Nadielle spoke, and a bladed guard darted toward each of the newborns. The giant creatures lashed out, piercing the smaller chopped, picking them up with blades or fists, depositing them in mouths that opened up where Gorham had not noticed them before. The sound of chomping was appalling-crunching, crushing, splitting, bursting, and brief cries as three lives were snuffed out.
When the newborns had finished chewing, they were somewhat calmed, and Nadielle repeated those words. Three more guards walked in, a little slower than the first. They suffered the same fate.

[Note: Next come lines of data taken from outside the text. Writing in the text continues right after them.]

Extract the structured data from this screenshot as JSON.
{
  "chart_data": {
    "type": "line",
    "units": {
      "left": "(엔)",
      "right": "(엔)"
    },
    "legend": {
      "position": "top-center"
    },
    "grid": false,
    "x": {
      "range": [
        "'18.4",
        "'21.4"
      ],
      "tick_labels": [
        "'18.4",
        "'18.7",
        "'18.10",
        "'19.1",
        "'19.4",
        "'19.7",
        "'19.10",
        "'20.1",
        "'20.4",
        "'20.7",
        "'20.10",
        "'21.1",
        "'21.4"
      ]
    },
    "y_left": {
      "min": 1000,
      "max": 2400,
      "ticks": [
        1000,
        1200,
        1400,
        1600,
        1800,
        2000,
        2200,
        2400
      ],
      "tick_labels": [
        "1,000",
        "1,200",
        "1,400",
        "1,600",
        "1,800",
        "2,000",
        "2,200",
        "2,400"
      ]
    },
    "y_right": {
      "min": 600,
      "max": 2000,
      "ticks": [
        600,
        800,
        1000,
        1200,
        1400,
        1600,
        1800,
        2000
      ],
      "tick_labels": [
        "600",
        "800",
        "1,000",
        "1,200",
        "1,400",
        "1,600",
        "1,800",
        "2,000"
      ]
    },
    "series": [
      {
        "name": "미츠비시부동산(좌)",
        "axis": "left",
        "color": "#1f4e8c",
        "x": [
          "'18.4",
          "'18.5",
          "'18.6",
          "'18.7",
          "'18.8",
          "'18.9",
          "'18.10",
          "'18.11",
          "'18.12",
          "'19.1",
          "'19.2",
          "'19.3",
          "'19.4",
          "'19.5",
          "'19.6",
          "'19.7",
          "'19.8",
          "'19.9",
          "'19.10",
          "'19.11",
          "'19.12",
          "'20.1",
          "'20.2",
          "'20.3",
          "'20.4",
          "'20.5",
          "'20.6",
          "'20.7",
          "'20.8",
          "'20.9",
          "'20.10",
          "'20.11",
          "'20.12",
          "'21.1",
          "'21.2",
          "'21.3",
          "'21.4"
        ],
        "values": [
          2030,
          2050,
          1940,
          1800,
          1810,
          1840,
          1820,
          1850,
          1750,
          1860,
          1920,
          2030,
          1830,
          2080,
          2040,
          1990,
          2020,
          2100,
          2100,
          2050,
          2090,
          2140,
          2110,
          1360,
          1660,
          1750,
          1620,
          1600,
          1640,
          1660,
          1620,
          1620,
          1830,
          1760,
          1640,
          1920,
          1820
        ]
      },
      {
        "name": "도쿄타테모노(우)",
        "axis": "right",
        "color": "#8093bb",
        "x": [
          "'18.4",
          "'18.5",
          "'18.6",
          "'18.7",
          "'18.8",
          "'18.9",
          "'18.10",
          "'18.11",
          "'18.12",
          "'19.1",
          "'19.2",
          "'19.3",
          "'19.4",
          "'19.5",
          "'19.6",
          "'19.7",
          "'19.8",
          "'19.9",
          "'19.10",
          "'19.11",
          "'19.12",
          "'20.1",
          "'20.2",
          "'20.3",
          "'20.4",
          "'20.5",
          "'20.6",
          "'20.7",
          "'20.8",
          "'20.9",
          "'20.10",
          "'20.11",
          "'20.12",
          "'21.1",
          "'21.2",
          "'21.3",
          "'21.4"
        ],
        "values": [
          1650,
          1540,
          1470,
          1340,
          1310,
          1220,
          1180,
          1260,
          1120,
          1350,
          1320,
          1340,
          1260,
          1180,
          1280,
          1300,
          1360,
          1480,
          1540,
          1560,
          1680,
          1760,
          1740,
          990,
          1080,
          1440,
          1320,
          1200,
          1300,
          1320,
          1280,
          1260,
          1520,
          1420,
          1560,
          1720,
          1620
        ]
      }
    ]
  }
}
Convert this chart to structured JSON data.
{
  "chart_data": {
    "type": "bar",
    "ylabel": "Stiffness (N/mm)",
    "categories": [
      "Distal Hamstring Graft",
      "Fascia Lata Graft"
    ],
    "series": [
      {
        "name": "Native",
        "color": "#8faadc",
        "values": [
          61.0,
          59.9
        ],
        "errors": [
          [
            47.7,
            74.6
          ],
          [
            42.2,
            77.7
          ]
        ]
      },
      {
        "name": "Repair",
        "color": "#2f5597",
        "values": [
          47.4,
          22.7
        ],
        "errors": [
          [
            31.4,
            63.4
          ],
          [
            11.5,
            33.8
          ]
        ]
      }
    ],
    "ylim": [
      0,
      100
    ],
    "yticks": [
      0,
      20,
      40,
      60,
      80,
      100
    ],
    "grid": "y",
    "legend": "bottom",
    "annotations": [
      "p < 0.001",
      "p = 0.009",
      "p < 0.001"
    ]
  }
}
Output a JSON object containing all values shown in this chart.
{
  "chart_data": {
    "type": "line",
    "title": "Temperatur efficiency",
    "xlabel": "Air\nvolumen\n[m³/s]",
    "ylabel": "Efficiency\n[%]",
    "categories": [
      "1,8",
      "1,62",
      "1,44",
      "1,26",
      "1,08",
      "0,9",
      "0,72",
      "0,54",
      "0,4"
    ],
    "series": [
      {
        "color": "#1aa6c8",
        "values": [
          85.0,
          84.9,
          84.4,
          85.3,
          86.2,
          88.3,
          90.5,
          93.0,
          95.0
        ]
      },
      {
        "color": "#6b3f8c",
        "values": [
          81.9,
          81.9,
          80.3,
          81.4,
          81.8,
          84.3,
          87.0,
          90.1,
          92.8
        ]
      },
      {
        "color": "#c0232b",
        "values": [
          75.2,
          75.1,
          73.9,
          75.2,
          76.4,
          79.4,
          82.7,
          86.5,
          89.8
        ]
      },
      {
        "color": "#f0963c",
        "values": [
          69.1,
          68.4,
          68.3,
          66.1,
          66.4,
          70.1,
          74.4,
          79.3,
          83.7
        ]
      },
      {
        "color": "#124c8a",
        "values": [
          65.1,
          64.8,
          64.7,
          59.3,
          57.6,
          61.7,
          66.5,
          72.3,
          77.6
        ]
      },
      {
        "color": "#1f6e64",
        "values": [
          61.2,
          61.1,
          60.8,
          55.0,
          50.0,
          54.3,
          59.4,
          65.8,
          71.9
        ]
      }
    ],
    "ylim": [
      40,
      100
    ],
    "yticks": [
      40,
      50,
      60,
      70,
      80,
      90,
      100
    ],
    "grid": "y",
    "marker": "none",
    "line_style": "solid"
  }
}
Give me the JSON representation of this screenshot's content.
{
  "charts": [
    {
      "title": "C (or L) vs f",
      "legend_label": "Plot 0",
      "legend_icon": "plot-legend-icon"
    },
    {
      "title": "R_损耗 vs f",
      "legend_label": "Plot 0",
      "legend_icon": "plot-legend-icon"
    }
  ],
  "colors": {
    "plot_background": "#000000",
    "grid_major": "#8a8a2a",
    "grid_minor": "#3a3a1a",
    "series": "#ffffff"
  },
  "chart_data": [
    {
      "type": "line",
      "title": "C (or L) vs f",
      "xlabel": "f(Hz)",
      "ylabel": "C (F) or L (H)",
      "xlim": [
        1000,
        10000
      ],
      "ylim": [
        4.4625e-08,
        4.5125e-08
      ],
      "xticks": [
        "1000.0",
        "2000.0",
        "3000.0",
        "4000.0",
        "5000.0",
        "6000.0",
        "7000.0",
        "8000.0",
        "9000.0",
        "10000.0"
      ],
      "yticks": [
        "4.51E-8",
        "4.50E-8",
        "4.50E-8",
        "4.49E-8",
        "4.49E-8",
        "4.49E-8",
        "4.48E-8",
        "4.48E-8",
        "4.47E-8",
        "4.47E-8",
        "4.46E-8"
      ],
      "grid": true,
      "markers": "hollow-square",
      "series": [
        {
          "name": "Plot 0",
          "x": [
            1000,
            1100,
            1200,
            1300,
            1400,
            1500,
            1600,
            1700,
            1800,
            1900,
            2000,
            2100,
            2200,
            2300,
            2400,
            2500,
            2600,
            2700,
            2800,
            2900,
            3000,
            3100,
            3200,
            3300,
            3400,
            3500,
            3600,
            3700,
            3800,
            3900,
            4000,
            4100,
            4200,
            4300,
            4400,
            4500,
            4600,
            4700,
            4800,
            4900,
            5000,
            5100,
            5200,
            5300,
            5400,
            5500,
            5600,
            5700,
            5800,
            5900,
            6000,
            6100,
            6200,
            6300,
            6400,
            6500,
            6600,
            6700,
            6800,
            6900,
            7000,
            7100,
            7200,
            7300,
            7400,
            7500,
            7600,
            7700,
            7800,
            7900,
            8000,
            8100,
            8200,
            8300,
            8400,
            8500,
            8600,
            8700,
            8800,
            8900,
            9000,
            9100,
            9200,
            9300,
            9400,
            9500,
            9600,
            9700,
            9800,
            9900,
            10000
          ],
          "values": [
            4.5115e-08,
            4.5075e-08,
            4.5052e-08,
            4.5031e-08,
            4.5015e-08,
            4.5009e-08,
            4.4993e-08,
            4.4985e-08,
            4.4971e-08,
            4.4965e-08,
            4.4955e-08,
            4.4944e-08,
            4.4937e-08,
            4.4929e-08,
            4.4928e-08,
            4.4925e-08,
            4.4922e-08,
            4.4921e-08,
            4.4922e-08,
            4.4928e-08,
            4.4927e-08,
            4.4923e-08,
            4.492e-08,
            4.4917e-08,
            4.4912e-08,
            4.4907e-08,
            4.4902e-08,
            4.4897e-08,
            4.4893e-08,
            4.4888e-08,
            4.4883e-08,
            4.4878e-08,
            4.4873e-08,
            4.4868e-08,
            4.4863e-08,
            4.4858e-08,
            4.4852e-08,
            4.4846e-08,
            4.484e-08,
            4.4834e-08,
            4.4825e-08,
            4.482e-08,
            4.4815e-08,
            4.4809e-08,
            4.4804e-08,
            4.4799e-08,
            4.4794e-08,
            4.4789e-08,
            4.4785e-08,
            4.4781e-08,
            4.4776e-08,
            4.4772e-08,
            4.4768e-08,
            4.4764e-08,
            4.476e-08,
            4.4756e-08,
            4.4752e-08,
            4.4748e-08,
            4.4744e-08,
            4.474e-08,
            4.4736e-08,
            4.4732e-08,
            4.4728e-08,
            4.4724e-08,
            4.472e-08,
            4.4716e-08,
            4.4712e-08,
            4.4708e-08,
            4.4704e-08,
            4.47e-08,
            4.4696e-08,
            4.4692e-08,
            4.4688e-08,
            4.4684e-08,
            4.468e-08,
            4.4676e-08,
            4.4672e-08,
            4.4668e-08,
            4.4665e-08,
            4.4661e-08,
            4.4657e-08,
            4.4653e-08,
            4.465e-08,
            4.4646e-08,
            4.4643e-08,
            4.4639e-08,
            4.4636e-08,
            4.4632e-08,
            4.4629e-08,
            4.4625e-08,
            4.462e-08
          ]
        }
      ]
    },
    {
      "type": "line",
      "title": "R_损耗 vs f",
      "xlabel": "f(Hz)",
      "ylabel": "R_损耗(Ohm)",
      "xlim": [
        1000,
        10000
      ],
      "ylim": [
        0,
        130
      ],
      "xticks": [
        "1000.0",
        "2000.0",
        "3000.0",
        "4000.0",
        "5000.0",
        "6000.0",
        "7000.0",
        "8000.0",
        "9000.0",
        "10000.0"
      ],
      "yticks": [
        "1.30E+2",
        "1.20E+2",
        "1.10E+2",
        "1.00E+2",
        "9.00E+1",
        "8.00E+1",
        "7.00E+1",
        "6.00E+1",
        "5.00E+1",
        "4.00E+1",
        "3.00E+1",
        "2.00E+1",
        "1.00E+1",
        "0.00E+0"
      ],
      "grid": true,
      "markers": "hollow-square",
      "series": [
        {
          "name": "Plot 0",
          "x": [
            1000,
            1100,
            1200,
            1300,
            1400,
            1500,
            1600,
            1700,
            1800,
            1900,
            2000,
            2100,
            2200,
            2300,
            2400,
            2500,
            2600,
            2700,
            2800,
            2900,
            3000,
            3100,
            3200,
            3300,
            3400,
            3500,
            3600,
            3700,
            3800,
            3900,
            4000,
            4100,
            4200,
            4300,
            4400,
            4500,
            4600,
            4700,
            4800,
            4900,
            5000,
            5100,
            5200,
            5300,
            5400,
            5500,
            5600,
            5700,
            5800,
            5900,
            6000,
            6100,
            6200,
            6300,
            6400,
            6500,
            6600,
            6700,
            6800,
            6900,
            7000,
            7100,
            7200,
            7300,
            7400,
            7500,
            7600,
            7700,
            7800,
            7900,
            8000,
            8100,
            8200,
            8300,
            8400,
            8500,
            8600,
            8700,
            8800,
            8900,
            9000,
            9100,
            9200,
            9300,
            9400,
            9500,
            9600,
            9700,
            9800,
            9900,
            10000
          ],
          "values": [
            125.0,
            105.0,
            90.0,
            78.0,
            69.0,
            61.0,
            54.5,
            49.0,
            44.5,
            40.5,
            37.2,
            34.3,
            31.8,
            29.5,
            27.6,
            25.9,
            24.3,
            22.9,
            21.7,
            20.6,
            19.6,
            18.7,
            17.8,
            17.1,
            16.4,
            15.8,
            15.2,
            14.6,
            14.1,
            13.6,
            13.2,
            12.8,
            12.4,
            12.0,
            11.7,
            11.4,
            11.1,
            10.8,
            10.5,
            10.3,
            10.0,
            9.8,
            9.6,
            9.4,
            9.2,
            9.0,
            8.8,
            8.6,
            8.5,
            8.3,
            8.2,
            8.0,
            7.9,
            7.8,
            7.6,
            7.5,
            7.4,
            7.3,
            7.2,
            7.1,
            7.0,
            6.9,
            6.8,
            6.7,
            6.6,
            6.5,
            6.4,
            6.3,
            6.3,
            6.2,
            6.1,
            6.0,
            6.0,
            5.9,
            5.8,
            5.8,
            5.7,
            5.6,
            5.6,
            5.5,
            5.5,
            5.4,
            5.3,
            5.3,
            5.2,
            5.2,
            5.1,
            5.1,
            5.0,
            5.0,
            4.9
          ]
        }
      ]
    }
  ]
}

She turned from her new creations and walked toward Gorham, unconcerned, turning her back on monsters that would give him nightmares forever. Just before she reached him, her eyes went wide, her mouth opened, and she collapsed to the floor.
As he rushed to her side, he saw her right eye suddenly flush red with blood. And the new monsters began to howl.
Neph had been sitting for so long, listening to the sounds increasing in volume and frequency, that it could no longer feel its legs. When the time came, it lit its torch and shone it at the wall of water. At the place where the water fell beyond view, a shadow appeared. Neph had seen many shadows already, the dead from a city it would never know. But they were always falling.
This shadow rose.
Neph stood, legs burning as blood circulation returned. It took one step back, and the wounds on its arm began to bleed.
The shadow manifested into a mass of corpses, some quite fresh, others rotting. Chunks of their flesh had been torn away by the powerful flow, leaving only their bones behind. The impact of the falling water was brutalizing, and many of the corpses had flowed into one another, limbs punched through guts and bones embracing another's insides. Punching through the bodies were heavy, thick spines…
Neph flexed its own spines, startled at the familiarity.
The shadow rose higher, pushing against the water. Huge flailing shapes swung into view, thrashing at the water and seeming to grab on to it, hauling the mass of bodies higher, higher…
Neph squatted in a fighting pose.
Beneath the piled bodies, a massive eye opened, regarding Neph without emotion. Water poured around and across it but washed away none of this thing's menace. The thrashing things-arms with massive spade-shaped hands that hauled it upward against the shattering liquid weight-moved faster, lifting the shadow higher above the edge of the chasm.
The water roared, and the rising thing added its own voice.
When Neph found its legs and ran at the abomination, it did not even see the whipping thing that took out its right eye.
Neph fell, legs still pounding into the rock because it did not understand. Something felt wrong with its head. A thick tentacle hovered above it, and Neph lashed out with its right arm. But the arm would not obey its orders, and the tentacle thrashed down, crushing, breaking, spilling Neph across the rock and leaving its few lonely memories to be washed away forever.
"It's risen," she whispered. "It's here."
Gorham knelt, Nadielle's head resting in his lap, and he stroked her cheek. Her eye was bloodshot and blind, but she seemed unconcerned. The other eye stared off past the chopped creations, large and small, that had gathered around them. In the shadows past them, Gorham thought he saw the two remaining Pserans watching quietly, and he almost called to them. But other than Gorham, the Baker was the closest to human here, and even she was far from that.